Un autre hasard a voulu qu’un jour, le mélange d’eau, de soleil et d’autres ingrédients présents dans la biosphère accouche de la photosynthèse. Cette grande compétence que se partagent les organismes chlorophylliens terrestres et aquatiques peut être comparée à une fabrique de bouchées de soleil pour la vie animale.

En effet, ces organismes photosynthétiques captent l’énergie lumineuse du soleil pour la mettre en réserve sous une forme chimique dans les aliments que nous mangeons et les combustibles que nous utilisons. Certains biologistes aiment d’ailleurs présenter les animaux comme des consommateurs d’énergie solaire en conserve. Ce qui veut dire que la réclame publicitaire qui offrait des bouchées de soleil pour déjeuner n’était pas si scientifiquement déconnectée de la réalité.

Aussi, lorsque nous mangeons des animaux terrestres et aquatiques, nous avalons indirectement de l’énergie solaire en canne, comme on dit en bon québécois. En effet, les plantes et le phytoplancton sont à la base des chaînes alimentaires terrestres et aquatiques. Autrement dit, ils représentent les fondations sur lesquelles repose la vie animale. Alors, ceux qui considéraient le soleil comme une divinité avaient vu très juste.

Ma grand-mère disait que si l’eau et le soleil sont si présents dans les rituels de l’humanité, c’est parce que nous leur devons à la fois la vie et la mort. À juste raison, car la vie commence dans une mer utérine qui s’appelle le liquide amniotique et, dans le langage populaire, mourir c’est perdre son soleil intérieur et devenir un froid cadavre.

Le soleil brille en nous et rythme la biosphère. Quand il apparaît le matin, beaucoup d’animaux semblent chanter ses louanges pour le remercier d’être revenu. Chaque animal ou végétal a son rythme circadien dicté par l’alternance entre le jour et la nuit. C’est la raison pour laquelle des scientifiques braquent leur regard sur les zoos pour noter comment leurs locataires vont réagir à l’éclipse du 8 avril. Cependant, la plupart des observations resteront anecdotiques, car il faudra attendre d’autres éclipses pour vérifier si la chose se répète et oser en faire une vérité scientifique.

Les animaux diurnes craignent-ils les éclipses ? Personne ne le sait. Chose certaine, la peur est un système d’alarme qui sommeille dans la génétique du monde animal.

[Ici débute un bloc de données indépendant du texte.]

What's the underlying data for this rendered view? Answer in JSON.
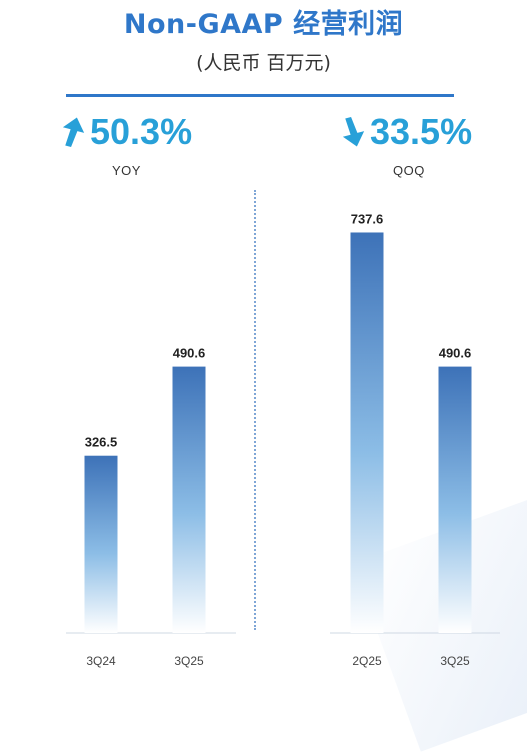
{
  "header": {
    "title": "Non-GAAP  经营利润",
    "subtitle": "(人民币 百万元)"
  },
  "metrics": {
    "yoy": {
      "value": "50.3%",
      "label": "YOY",
      "direction": "up"
    },
    "qoq": {
      "value": "33.5%",
      "label": "QOQ",
      "direction": "down"
    }
  },
  "colors": {
    "title": "#2f77c9",
    "metric": "#28a0d8",
    "bar_top": "#3d72b8",
    "bar_bottom": "#ffffff"
  },
  "chart_data": [
    {
      "type": "bar",
      "title": "",
      "categories": [
        "3Q24",
        "3Q25"
      ],
      "values": [
        326.5,
        490.6
      ],
      "data_labels": [
        "326.5",
        "490.6"
      ],
      "ylim": [
        0,
        800
      ],
      "grid": false
    },
    {
      "type": "bar",
      "title": "",
      "categories": [
        "2Q25",
        "3Q25"
      ],
      "values": [
        737.6,
        490.6
      ],
      "data_labels": [
        "737.6",
        "490.6"
      ],
      "ylim": [
        0,
        800
      ],
      "grid": false
    }
  ]
}
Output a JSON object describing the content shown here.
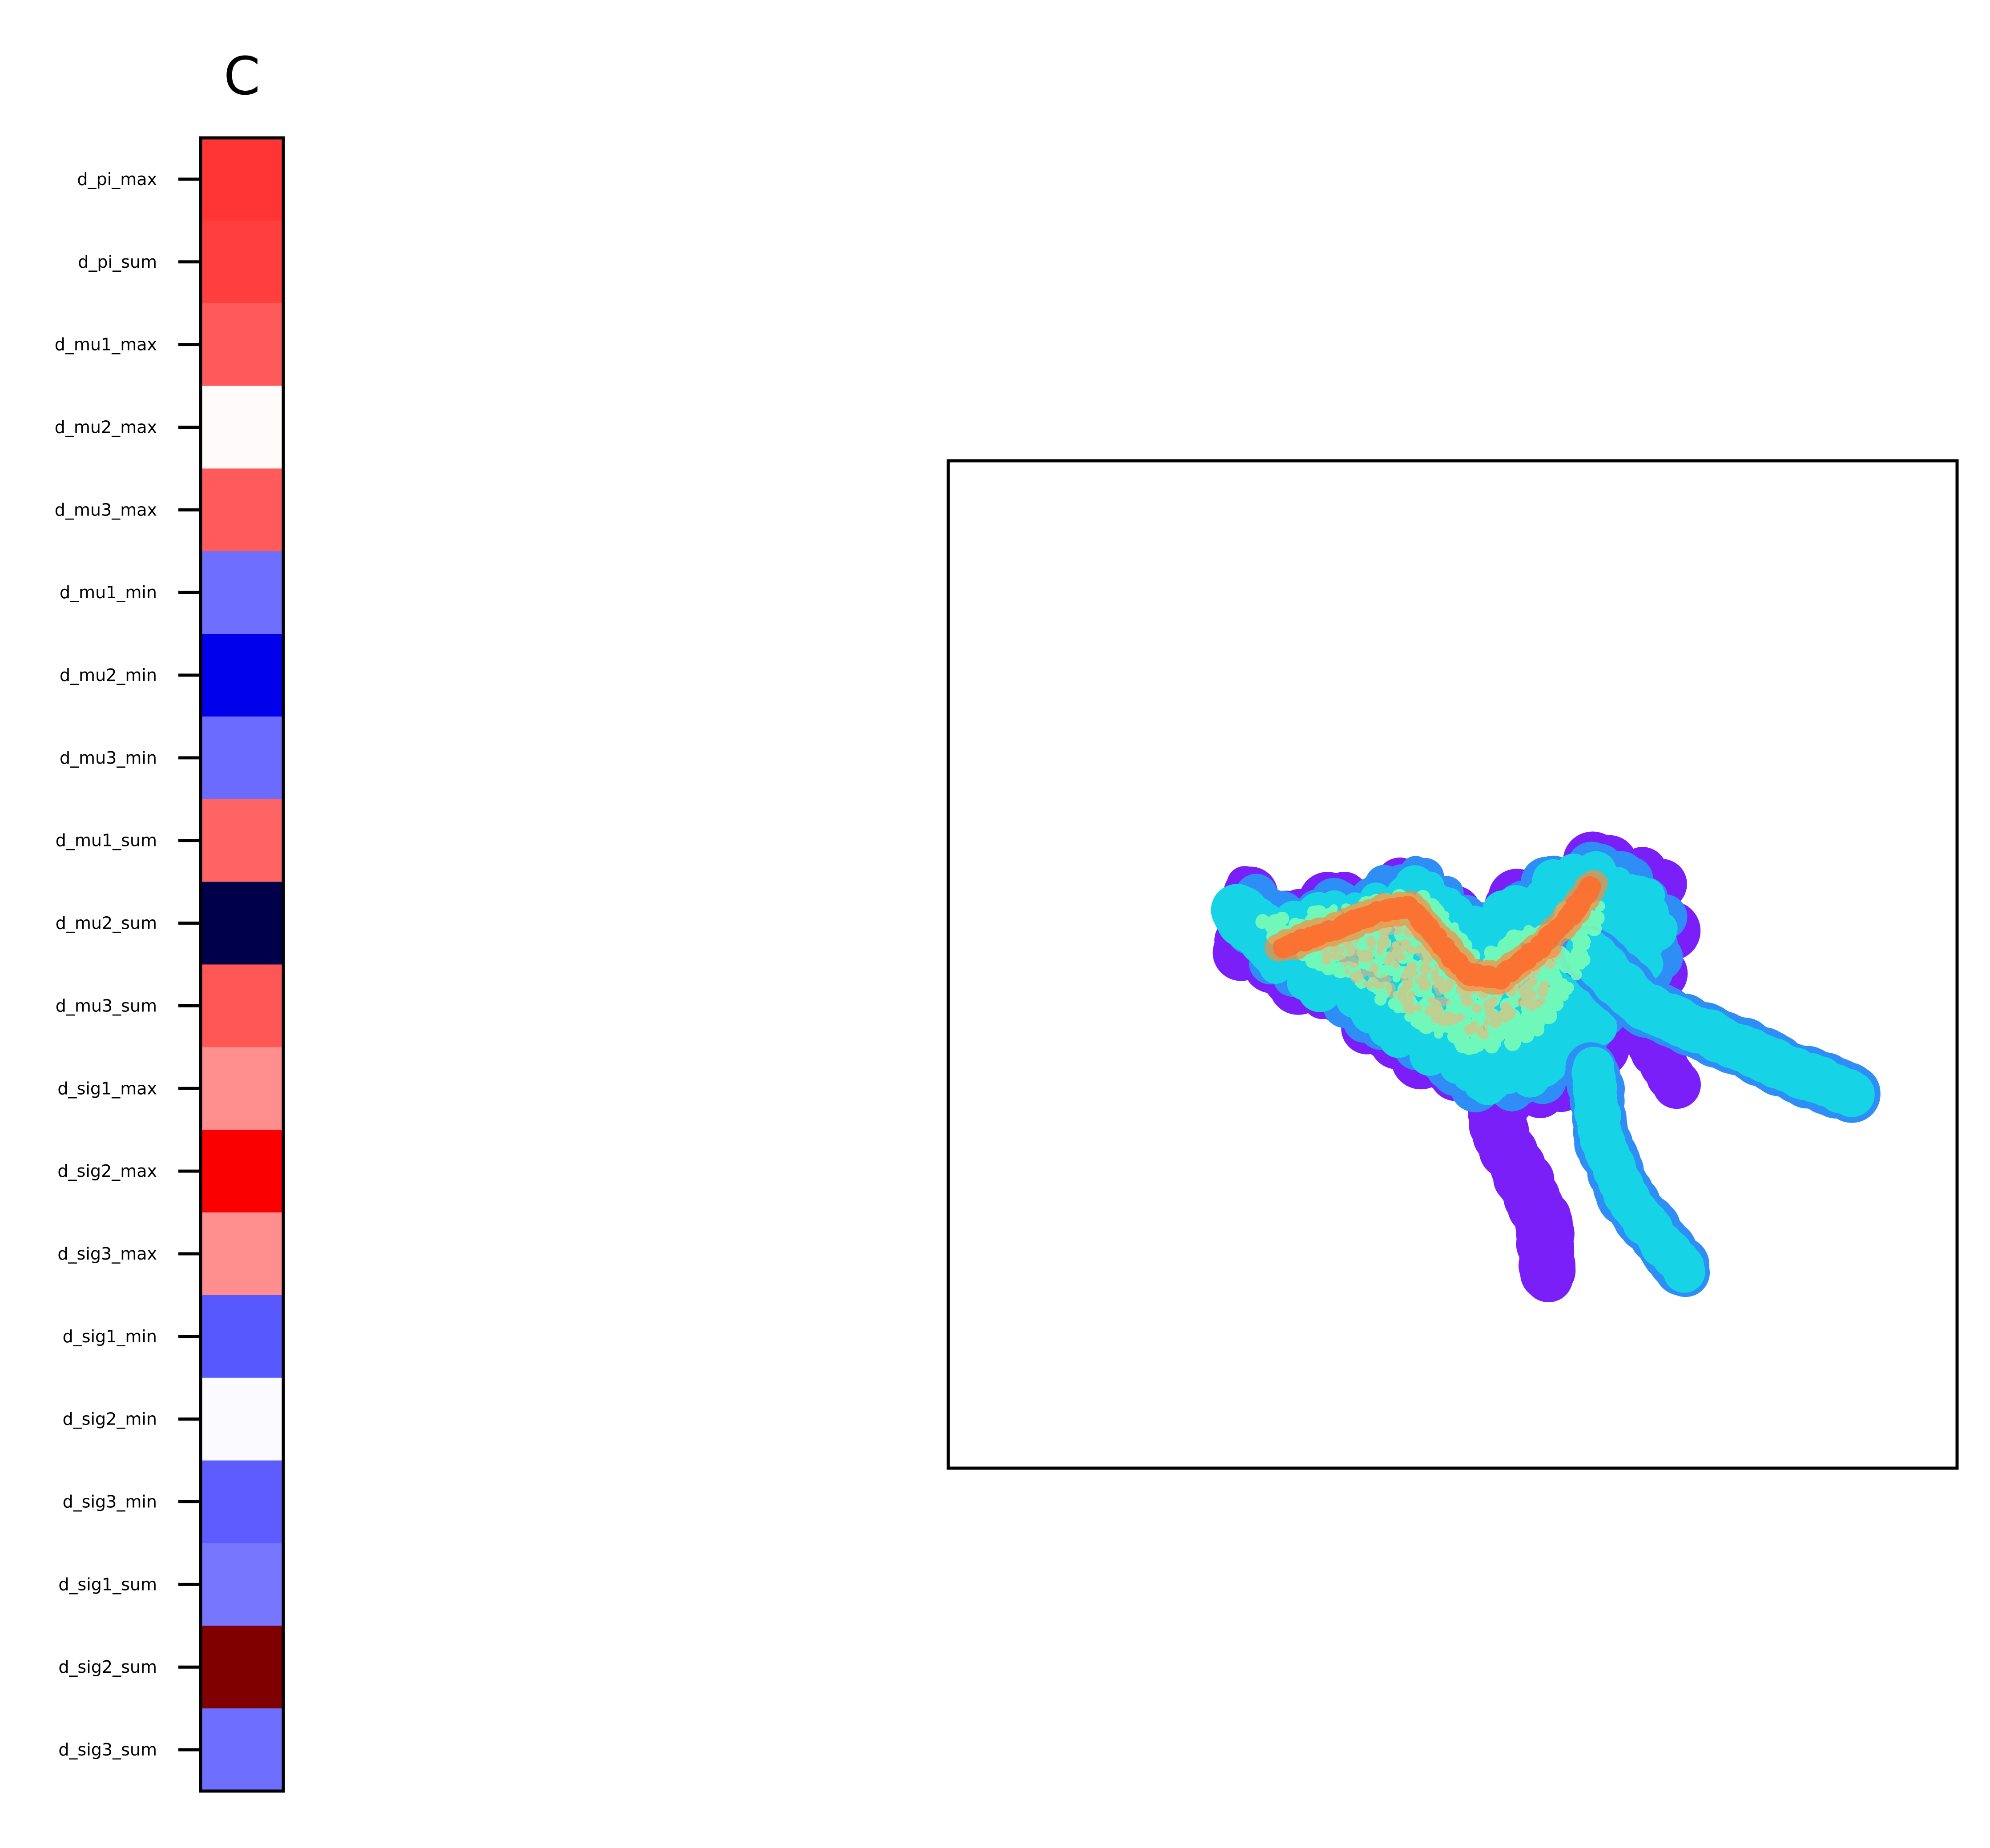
{
  "chart_data": [
    {
      "type": "heatmap",
      "title": "C",
      "categories": [
        "d_pi_max",
        "d_pi_sum",
        "d_mu1_max",
        "d_mu2_max",
        "d_mu3_max",
        "d_mu1_min",
        "d_mu2_min",
        "d_mu3_min",
        "d_mu1_sum",
        "d_mu2_sum",
        "d_mu3_sum",
        "d_sig1_max",
        "d_sig2_max",
        "d_sig3_max",
        "d_sig1_min",
        "d_sig2_min",
        "d_sig3_min",
        "d_sig1_sum",
        "d_sig2_sum",
        "d_sig3_sum"
      ],
      "colors": [
        "#ff3535",
        "#ff3e3e",
        "#ff5a5a",
        "#fffbfb",
        "#ff5b5b",
        "#6e6eff",
        "#0000ea",
        "#6b6bff",
        "#ff6464",
        "#00004a",
        "#ff5656",
        "#ff8f8f",
        "#fa0000",
        "#ff8f8f",
        "#5858ff",
        "#fbfbff",
        "#5c5cff",
        "#7676ff",
        "#800000",
        "#6e6eff"
      ],
      "colormap": "seismic",
      "grid": false,
      "legend": "none"
    },
    {
      "type": "scatter",
      "colormap": "rainbow",
      "axes_ticks": false,
      "colors": {
        "low": "#7a1ff8",
        "mid_low": "#2e8ef5",
        "mid": "#16d4e6",
        "mid_high": "#80ffb4",
        "high": "#ff2a0e"
      }
    }
  ]
}
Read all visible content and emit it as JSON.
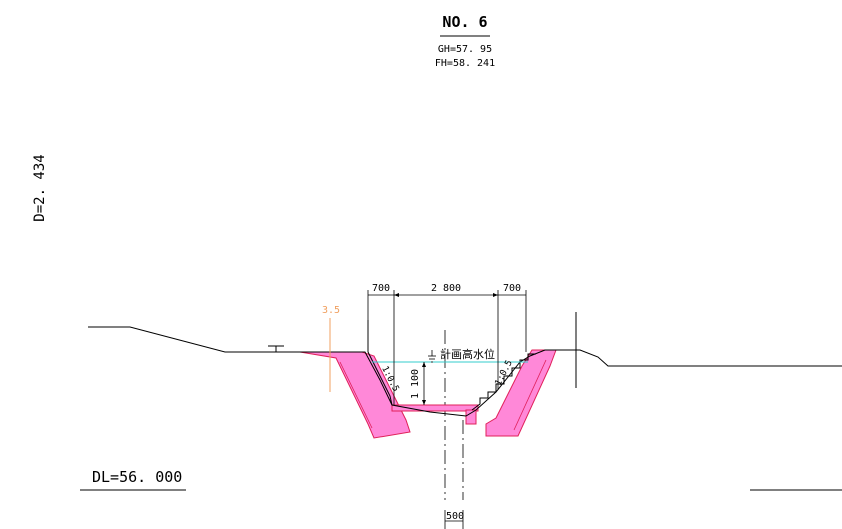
{
  "header": {
    "station": "NO. 6",
    "gh": "GH=57. 95",
    "fh": "FH=58. 241"
  },
  "depth_label": "D=2. 434",
  "datum_label": "DL=56. 000",
  "dimensions": {
    "left_berm": "700",
    "channel_width": "2 800",
    "right_berm": "700",
    "depth": "1 100",
    "base_width": "500"
  },
  "annotations": {
    "design_water_level": "計画高水位",
    "slope_left": "1:0.5",
    "slope_right": "1:0.5",
    "slope_angle": "3.5"
  },
  "colors": {
    "block_fill": "#ff88d8",
    "block_stroke": "#e0205a",
    "water_line": "#33cccc",
    "angle_mark": "#f0a060"
  }
}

Aussi, en l’absence de véritables frayeurs, l’humain en invente ou en exagère d’autres. Si l’intensité des réponses de notre corps varie selon la nature du stimulus effrayant, la séquence des réactions physiologiques provoquées par une peur est la même.

Autrement dit, la crainte démesurée qui amène des décideurs scolaires à fermer les établissements n’est pas très loin de celle des anciens qui essayaient de libérer le soleil d’un kidnapping céleste. Oui à la prudence ! Mais la mélanger à la pédagogie est encore meilleur pour les enfants, car la connaissance a toujours été l’antidote de la peur.

Je vous recommande d’ailleurs fortement le livre de Joël Leblanc et Julie Bolduc-Duval qui est tout récent. Il s’intitule Éclipse : quand le Soleil fait son cirque. Une belle et pédagogique lecture pour toute la famille d’ici le 8 avril.